Project Summary Noise-induced hearing loss (NIHL) caused by exposure to intense or repeated noise results in damage to the sensitive structures within the cochlea. NIHL has become one of the leading occupational and recreational hazards afflicting nearly 40 million Americans. NIHL is also a serious concern for our military, and overall results in a high economic burden due to worker compensation and veteran disability. Although many treatments have been proposed to mitigate NIHL with promising results in preclinical studies, there are still no FDA-approved treatments for NIHL. Mild therapeutic hypothermia (30-33 °C) has been extensively studied as a neuroprotective strategy against various types of neurological traumas because of its ability to mediate various injury responses to trauma including oxidative stress, apoptosis, and inflammation. We aim to assess the therapeutic benefit of localized therapeutic hypothermia in mitigation of cochlear injury following acoustic trauma in a rodent model. In this proposal, we seek to engineer a novel non-invasive device used to induce localized mild therapeutic hypothermia post-NIHL and assess long-term functional hearing and cochlear neural substrate preservation. Our preliminary results suggest that controlled and localized therapeutic hypothermia provided to the inner ear post-NIHL significantly lowers hearing threshold shifts in hypothermia-treated animals when compared to normothermic control animals. Furthermore, we observe reduced cochlear synaptopathology with therapeutic hypothermia. To determine protective mechanisms underlying hypothermia, we will identify molecular pathways and gene networks that are regulated by temperature post-NIHL. A detailed characterization of the pathways in a relevant rodent model will provide future opportunities to identify additional synergistic otoprotective targets. Based on preliminary results, our primary mechanistic emphases will be on caspase-dependent apoptotic pathways and inflammatory responses with activated macrophage recruitment and expression. In the long-term, we aim to address the limited therapeutic options for NIHL that may be extended to various otological traumas, including blast-induced hearing loss or surgically-induced hearing loss.
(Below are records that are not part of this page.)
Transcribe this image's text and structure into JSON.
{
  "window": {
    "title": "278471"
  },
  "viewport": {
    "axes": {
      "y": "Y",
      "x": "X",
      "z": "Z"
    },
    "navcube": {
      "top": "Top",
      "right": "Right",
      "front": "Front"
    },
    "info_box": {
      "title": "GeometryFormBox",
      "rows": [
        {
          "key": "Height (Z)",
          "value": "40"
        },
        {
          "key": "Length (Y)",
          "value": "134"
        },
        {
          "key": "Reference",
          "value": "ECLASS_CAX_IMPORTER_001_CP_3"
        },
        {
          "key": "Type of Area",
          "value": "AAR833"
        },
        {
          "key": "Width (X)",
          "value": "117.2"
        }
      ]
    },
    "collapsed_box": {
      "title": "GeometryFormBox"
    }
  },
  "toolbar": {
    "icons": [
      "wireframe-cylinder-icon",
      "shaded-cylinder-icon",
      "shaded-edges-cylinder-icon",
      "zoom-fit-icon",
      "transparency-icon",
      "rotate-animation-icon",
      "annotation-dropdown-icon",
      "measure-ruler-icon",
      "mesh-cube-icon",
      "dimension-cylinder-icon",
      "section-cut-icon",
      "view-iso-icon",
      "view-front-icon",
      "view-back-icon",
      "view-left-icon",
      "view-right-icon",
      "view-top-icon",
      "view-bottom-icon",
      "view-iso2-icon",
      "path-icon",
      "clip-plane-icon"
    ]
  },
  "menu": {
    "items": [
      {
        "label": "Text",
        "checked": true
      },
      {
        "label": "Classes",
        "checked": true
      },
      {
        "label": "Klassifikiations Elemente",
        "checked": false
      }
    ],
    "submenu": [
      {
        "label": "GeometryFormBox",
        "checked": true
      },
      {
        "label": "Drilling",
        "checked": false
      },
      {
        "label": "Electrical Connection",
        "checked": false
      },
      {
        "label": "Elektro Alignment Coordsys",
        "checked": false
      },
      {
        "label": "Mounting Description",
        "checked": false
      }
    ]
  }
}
项目概要 由于暴露于强烈或重复的噪音而引起的噪音性听力损失（NIHL）会导致敏感神经受损 耳蜗内的结构损伤已成为几乎困扰着人们的主要职业和娱乐危害之一。 4000万美国人也面临着严重的NIHL问题，总体上造成了沉重的经济负担。 尽管已经提出了许多治疗方法来减轻 NIHL 的影响。 尽管临床前研究取得了令人鼓舞的结果，但目前尚无 FDA 批准的轻度治疗性低温疗法。 （30-33°C）主要作为针对各种类型神经创伤的神经保护策略进行研究，因为 我们的目标是了解其介导对创伤的各种损伤反应的能力，包括氧化应激、细胞凋亡和炎症。 评估局部低温治疗在减轻声学治疗后耳蜗损伤方面的益处 在这项提案中，我们寻求设计一种用于诱导局部轻度创伤的新型非侵入性设备。 NIHL 后的低温治疗并评估长期功能性听力和耳蜗神经基质的保存。 初步结果表明，NIHL 后可向内耳提供受控和局部治疗性低温 与正常体温对照相比，低温治疗动物的听力阈值变化显着降低 此外，我们还观察到低温治疗可降低耳蜗突触病理学。 体温过低的保护机制，我们将确定受调节的分子途径和基因网络 NIHL 后的温度对相关啮齿动物模型中通路的详细描述将为未来提供帮助。 根据初步结果，我们的主要机制是确定其他协同耳保护目标的机会。 重点将放在半胱天冬酶依赖性细胞凋亡途径和活化巨噬细胞的炎症反应上 从长远来看，我们的目标是解决 NIHL 的有限治疗选择。 扩展到各种耳科创伤，包括爆炸引起的听力损失或手术引起的听力损失。